“Digital analytics” is one of those shadowy web terms that sounds intimidating. The truth is much more comfortable to the trained writer, who is taught from her first composition class to know and write to her audience.
What Digital Analytics Means
Analytics is simply the process of examining data and using that analysis to make future decisions. Digital Management Encyclopedia Ryte Wiki notes that digital analytics is a marketing practice used to determine whether audience targeting measures are performing as expected and how to change messaging to target specific groups in the future. For writers, this means that the audience can often be predicted in particular detail before the first outline is drafted.
The most challenging part of understanding digital analytics is breaking through the marketing industry-specific jargon. Nabeena Mali created an excellent guide for newcomers, explaining key acronyms like CTR (click-thru rate) and CRO (conversion rate optimization). Understanding these terms helps writers find out exactly why and where their content may be failing to execute the desired goal–whether that be sales, audience building, or inspiring action. When that information is available, writers are able to target their future writing in order to reach a better ROI (return on investment).
How to Use Analytics in Digital Publishing
An understanding of analytics is helpful to writers in any digital publishing sphere. In an interview with community manager Molly Buccini, advertising content writer John King notes that developing an understanding of analytics led him to understand “what turns an excellent blog post into a solid marketing tool.” Likewise, technical writer Robert Desprez notes that analytics is essential to technical writers so that they can find out whether their content is informing the consumer and meeting his needs. In both of these situations, the writers describe a dynamic relationship between the writer and consumer. The writer’s content is shaped by what inspires the consumer to seek them out and respond to their content.

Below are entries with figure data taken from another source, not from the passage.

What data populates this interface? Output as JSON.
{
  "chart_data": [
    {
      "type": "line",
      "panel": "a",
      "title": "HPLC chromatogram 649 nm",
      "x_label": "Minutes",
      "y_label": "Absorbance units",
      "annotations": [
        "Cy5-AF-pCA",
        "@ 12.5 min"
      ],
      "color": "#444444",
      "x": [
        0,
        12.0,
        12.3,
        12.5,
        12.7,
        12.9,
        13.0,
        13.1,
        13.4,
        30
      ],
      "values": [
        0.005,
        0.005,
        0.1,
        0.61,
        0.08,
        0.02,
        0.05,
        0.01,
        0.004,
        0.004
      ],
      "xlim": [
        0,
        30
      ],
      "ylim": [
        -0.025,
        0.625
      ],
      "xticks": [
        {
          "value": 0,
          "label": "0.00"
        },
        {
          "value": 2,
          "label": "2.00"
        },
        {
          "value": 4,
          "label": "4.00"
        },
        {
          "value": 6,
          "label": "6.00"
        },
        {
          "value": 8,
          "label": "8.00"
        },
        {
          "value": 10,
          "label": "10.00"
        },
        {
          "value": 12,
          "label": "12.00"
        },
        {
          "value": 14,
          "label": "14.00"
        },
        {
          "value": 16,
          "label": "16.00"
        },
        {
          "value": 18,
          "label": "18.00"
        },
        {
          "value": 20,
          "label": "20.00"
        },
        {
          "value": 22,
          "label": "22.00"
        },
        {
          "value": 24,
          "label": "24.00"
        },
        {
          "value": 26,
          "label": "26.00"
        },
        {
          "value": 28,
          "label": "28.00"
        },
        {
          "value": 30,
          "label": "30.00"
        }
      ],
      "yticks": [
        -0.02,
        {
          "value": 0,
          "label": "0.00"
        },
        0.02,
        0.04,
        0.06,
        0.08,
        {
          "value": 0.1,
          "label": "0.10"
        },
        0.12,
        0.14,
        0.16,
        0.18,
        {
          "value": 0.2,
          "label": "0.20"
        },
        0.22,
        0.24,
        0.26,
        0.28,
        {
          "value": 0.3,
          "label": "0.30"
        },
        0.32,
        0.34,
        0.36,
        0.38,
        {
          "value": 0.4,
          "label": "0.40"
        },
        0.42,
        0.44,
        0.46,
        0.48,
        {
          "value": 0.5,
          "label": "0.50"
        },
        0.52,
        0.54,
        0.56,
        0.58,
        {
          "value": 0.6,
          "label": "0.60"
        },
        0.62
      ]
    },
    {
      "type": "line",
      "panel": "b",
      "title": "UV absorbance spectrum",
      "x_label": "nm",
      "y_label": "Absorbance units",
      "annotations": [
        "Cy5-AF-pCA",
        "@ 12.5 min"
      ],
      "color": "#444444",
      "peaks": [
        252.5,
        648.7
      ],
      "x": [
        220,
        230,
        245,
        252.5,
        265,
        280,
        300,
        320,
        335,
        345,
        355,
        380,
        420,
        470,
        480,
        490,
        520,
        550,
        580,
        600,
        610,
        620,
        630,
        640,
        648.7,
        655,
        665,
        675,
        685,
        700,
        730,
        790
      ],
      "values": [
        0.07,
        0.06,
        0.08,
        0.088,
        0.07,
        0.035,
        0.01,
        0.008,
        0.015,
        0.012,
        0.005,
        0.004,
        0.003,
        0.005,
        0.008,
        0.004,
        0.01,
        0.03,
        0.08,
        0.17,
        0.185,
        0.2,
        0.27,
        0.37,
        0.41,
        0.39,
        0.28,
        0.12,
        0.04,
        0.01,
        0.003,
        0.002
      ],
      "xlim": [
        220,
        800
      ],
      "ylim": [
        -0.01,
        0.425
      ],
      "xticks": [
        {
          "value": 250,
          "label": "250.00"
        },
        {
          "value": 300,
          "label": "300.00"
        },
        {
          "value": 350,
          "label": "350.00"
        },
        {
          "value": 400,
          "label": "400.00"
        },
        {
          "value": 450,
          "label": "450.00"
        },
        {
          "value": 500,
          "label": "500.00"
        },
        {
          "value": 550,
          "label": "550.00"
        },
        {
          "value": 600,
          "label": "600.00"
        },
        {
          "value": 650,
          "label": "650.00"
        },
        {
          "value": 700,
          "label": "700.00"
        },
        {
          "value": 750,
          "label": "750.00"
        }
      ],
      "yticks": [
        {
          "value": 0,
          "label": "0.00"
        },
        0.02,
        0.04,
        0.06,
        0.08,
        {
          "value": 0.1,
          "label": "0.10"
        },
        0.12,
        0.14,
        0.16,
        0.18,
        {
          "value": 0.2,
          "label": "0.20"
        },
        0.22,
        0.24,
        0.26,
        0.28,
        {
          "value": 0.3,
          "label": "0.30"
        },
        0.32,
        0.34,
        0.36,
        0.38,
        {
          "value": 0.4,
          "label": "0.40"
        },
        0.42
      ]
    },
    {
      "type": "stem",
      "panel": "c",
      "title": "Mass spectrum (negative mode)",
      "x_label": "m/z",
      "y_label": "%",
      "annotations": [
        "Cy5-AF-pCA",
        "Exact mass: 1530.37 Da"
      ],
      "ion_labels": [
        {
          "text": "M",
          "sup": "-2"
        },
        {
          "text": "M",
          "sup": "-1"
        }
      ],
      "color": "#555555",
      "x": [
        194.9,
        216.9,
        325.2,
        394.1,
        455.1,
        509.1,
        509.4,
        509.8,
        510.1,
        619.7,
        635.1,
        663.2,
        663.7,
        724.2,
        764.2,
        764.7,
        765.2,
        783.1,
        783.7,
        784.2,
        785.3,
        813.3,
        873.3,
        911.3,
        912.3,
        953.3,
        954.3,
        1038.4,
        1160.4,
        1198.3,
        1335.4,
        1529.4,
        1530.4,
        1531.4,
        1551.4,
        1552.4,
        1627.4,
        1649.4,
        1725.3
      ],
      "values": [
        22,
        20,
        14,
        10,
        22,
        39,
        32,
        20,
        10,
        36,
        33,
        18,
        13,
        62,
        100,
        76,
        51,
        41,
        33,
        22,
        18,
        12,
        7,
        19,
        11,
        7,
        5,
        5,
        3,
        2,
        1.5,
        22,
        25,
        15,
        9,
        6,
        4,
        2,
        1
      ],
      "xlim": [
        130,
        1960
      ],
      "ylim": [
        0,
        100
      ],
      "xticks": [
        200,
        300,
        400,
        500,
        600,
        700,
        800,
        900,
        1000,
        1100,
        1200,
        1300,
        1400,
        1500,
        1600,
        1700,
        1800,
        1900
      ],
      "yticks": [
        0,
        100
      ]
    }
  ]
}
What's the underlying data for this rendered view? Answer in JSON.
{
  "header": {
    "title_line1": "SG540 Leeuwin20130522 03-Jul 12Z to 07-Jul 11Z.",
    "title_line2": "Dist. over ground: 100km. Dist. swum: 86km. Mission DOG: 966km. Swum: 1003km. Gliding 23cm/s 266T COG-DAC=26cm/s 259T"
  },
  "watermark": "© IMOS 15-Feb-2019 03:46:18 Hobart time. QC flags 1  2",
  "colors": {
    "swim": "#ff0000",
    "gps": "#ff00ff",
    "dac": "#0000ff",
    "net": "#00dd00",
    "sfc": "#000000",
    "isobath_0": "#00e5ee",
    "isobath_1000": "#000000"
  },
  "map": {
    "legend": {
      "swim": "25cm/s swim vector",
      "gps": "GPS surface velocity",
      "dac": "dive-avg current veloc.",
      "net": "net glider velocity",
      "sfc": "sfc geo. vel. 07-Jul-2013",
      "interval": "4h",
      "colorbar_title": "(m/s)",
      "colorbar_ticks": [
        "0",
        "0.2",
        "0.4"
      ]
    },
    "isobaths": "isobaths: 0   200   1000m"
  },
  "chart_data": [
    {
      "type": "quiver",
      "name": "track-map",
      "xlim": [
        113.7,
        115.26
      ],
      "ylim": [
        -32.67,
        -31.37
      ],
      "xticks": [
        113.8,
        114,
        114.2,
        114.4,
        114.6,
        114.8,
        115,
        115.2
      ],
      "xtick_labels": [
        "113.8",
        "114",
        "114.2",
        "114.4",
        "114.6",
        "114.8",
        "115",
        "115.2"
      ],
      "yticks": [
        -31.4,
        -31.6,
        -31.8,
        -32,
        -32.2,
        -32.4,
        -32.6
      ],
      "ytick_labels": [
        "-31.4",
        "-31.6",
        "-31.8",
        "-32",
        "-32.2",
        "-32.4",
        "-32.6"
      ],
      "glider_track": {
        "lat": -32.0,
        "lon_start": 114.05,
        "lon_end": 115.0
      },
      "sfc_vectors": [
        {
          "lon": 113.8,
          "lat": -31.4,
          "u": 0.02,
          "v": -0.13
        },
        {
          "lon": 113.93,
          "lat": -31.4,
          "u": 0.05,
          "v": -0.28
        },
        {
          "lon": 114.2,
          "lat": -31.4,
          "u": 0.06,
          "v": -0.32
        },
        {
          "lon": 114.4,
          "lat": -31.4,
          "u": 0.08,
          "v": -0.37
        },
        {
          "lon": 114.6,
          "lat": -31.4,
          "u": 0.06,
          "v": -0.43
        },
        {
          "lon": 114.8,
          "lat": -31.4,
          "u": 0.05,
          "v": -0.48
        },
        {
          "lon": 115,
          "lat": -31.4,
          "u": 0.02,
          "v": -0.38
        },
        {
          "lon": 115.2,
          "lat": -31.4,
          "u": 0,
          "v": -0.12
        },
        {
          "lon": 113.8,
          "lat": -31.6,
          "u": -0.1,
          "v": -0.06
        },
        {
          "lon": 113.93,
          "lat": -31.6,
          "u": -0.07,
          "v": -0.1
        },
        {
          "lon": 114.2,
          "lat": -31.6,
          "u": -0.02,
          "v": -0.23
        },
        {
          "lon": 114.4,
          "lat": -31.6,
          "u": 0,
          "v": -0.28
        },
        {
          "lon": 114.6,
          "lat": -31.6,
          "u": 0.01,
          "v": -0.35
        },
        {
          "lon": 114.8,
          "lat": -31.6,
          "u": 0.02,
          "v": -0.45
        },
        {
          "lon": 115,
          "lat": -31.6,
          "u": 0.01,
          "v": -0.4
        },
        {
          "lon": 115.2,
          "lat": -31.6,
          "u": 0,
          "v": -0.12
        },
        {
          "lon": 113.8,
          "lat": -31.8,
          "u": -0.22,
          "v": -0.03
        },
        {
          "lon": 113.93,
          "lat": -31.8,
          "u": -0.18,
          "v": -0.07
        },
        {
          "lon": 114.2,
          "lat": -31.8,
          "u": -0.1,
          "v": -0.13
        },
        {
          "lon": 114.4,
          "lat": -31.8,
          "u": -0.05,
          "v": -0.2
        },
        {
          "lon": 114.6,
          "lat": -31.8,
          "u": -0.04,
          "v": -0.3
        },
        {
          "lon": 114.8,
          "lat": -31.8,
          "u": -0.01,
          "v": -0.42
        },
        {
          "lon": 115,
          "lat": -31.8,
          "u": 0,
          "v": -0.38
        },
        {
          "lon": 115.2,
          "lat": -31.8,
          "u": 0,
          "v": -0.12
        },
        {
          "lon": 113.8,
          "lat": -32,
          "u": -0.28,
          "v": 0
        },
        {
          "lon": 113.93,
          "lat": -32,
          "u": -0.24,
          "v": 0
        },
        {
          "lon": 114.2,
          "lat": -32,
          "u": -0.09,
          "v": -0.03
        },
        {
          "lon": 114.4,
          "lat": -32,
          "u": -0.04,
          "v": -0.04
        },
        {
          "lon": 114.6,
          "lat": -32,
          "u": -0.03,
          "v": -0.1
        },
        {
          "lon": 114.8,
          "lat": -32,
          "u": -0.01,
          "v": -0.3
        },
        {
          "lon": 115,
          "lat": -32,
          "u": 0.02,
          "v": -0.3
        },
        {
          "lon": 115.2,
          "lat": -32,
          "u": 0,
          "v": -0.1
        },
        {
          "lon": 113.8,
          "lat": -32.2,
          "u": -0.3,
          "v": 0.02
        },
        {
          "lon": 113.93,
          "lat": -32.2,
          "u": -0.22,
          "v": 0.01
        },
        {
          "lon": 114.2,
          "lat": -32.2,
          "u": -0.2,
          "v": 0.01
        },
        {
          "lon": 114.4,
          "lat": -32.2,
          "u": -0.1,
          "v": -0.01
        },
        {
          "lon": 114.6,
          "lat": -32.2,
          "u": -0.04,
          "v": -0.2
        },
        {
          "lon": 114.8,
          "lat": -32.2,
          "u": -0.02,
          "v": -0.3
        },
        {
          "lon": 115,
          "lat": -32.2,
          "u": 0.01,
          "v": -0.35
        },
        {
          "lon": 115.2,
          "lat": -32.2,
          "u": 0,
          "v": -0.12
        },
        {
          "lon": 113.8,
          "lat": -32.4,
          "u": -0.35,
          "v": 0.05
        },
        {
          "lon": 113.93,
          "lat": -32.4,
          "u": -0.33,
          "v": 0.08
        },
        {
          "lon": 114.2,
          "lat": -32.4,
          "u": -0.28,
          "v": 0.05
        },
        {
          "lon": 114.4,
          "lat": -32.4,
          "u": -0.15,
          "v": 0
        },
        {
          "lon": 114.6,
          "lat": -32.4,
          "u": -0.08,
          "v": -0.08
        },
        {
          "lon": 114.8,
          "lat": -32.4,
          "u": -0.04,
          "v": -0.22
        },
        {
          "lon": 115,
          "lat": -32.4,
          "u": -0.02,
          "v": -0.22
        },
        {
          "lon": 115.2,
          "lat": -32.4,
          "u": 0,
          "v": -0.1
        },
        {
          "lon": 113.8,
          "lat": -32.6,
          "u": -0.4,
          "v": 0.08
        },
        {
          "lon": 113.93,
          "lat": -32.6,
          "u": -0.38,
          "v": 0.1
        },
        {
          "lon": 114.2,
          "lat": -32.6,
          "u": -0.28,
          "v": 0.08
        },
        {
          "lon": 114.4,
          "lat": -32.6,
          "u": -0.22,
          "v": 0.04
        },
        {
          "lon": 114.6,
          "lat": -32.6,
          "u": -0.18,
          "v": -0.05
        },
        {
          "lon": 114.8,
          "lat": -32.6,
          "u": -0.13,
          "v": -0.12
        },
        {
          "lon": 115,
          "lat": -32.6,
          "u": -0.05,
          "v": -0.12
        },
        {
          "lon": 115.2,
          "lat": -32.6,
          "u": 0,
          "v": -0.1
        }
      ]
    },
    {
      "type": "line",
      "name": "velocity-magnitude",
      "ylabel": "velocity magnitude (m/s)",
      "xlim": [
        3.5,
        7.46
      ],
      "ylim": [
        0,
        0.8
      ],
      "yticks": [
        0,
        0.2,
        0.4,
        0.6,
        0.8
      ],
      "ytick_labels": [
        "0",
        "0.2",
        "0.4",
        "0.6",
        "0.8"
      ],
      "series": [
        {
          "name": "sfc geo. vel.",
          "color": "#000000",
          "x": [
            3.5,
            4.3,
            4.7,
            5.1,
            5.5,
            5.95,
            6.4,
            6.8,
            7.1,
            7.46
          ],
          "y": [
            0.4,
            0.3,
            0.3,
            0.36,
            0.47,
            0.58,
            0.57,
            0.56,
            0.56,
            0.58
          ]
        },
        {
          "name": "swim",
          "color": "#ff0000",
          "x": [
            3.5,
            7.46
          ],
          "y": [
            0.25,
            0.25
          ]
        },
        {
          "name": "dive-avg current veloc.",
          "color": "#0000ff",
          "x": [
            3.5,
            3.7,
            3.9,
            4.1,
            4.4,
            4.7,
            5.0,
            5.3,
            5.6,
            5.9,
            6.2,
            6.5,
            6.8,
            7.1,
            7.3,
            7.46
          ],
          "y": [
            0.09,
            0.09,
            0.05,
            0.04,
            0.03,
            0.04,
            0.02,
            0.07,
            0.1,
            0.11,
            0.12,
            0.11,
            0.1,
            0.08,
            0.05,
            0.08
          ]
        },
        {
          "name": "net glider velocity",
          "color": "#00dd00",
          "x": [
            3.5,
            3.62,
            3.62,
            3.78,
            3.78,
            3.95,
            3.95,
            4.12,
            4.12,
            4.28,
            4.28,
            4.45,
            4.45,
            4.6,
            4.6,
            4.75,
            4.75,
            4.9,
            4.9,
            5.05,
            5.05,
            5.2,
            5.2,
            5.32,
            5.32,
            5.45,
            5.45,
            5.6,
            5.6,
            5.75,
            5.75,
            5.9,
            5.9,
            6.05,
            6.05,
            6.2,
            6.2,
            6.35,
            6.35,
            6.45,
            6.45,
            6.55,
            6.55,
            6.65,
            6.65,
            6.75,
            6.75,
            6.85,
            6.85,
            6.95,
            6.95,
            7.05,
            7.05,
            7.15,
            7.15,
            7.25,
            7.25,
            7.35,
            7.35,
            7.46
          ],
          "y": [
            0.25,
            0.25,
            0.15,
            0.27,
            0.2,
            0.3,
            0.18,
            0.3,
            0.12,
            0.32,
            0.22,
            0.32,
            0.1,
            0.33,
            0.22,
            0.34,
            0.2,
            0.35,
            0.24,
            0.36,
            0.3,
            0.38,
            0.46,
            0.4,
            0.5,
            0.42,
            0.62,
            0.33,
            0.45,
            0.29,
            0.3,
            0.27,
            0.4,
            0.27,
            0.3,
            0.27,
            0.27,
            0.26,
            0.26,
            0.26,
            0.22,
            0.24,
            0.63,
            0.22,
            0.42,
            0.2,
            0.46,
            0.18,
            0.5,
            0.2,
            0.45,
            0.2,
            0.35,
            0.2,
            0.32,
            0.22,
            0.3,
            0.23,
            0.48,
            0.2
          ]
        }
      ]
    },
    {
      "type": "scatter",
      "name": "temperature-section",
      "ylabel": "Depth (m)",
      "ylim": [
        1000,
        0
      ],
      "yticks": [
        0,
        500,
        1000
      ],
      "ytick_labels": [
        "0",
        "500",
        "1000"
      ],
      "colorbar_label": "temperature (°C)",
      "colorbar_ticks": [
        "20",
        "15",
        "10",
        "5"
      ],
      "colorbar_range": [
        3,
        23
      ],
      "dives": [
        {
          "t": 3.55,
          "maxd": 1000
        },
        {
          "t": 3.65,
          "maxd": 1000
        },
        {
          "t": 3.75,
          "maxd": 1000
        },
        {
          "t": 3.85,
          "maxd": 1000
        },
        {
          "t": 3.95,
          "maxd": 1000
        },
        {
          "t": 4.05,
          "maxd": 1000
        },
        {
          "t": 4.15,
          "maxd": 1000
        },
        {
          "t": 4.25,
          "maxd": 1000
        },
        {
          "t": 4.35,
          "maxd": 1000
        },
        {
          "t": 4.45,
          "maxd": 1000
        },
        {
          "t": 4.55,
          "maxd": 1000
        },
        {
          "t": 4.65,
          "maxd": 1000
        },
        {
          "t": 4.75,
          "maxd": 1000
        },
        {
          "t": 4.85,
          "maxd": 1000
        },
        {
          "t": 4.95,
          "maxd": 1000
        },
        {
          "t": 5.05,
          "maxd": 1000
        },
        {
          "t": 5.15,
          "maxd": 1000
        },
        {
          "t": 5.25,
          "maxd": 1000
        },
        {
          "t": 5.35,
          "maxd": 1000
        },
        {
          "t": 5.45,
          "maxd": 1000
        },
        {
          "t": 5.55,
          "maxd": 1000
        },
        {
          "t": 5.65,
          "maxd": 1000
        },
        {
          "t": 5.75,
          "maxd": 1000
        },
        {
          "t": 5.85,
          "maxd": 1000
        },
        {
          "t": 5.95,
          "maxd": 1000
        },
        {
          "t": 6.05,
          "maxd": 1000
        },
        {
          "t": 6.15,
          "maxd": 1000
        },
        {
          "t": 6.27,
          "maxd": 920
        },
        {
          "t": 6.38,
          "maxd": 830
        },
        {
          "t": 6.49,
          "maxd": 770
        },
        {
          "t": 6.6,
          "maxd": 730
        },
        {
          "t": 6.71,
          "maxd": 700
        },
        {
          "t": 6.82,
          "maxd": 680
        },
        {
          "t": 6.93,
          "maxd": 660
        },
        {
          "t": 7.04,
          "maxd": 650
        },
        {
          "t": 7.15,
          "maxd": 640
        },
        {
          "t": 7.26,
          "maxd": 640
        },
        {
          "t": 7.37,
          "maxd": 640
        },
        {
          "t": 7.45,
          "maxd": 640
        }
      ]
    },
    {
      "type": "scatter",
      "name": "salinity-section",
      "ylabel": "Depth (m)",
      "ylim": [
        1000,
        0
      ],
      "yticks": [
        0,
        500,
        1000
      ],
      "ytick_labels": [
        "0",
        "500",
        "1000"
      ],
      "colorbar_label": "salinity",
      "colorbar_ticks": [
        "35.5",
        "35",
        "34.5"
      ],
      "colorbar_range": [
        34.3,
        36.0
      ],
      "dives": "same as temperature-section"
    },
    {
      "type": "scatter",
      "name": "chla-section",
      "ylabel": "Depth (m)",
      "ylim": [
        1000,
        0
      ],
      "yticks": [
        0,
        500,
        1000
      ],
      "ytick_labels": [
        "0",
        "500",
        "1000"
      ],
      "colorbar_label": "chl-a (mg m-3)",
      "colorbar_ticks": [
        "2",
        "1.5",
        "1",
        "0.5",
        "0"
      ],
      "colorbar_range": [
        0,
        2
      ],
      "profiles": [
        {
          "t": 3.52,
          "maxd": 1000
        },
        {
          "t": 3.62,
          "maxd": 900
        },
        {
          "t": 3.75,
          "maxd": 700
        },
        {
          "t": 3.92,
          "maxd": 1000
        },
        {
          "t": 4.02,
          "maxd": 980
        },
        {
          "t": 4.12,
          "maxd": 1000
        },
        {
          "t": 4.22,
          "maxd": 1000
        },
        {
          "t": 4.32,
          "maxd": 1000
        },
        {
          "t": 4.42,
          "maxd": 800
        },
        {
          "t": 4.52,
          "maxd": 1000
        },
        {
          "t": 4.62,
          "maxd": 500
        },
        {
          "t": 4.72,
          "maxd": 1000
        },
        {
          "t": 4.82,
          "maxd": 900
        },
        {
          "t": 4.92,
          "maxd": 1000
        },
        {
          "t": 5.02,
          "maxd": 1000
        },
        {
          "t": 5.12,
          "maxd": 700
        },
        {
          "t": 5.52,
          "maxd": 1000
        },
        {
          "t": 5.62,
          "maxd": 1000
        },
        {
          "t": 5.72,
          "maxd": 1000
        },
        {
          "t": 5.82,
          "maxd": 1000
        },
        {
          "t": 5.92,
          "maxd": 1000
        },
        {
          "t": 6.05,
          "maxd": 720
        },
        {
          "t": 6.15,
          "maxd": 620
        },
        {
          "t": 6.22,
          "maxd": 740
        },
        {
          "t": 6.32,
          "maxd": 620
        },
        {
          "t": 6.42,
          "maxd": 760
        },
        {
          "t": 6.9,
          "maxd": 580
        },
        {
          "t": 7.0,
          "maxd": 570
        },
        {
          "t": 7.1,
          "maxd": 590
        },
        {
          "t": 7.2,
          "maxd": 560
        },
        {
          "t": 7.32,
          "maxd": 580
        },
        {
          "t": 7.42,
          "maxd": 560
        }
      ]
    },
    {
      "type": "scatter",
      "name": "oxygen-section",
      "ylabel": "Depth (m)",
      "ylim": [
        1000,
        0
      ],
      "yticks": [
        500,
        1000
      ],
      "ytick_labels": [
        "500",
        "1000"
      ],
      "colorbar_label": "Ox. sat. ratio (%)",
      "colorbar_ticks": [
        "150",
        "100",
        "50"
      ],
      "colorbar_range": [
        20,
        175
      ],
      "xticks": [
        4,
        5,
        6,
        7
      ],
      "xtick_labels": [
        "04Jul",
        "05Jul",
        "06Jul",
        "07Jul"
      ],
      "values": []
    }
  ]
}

In a sense, every writer is a copywriter in the digital age. Writers must understand digital analytics because these metrics determine any product’s success or failure on the internet. The more training in analytics that a writer has, the more prepared she will be to succeed in the competitive digital publishing sphere.
How to Get Analytics Training
The most popular analytics program on the web is Google Analytics. Google offers a comprehensive Academy for training customers to use their Analytics program, ranging from the navigation of the dashboard to maximization of program benefits. Adding Google Analytics to a website is as simple as copying and pasting some code.
Even if the analytics program a writer uses is not Google Analytics, their Academy is the most comprehensive background training available and should translate well. After completing Google Academy, a writer may choose to pursue further site-specific certifications such as Facebook Blueprint and Twitter Flight School. Each of these social platforms uses unique algorithms. Writing platform-specific content with an understanding of what those algorithms value will help a writer’s digital publishing career to flourish.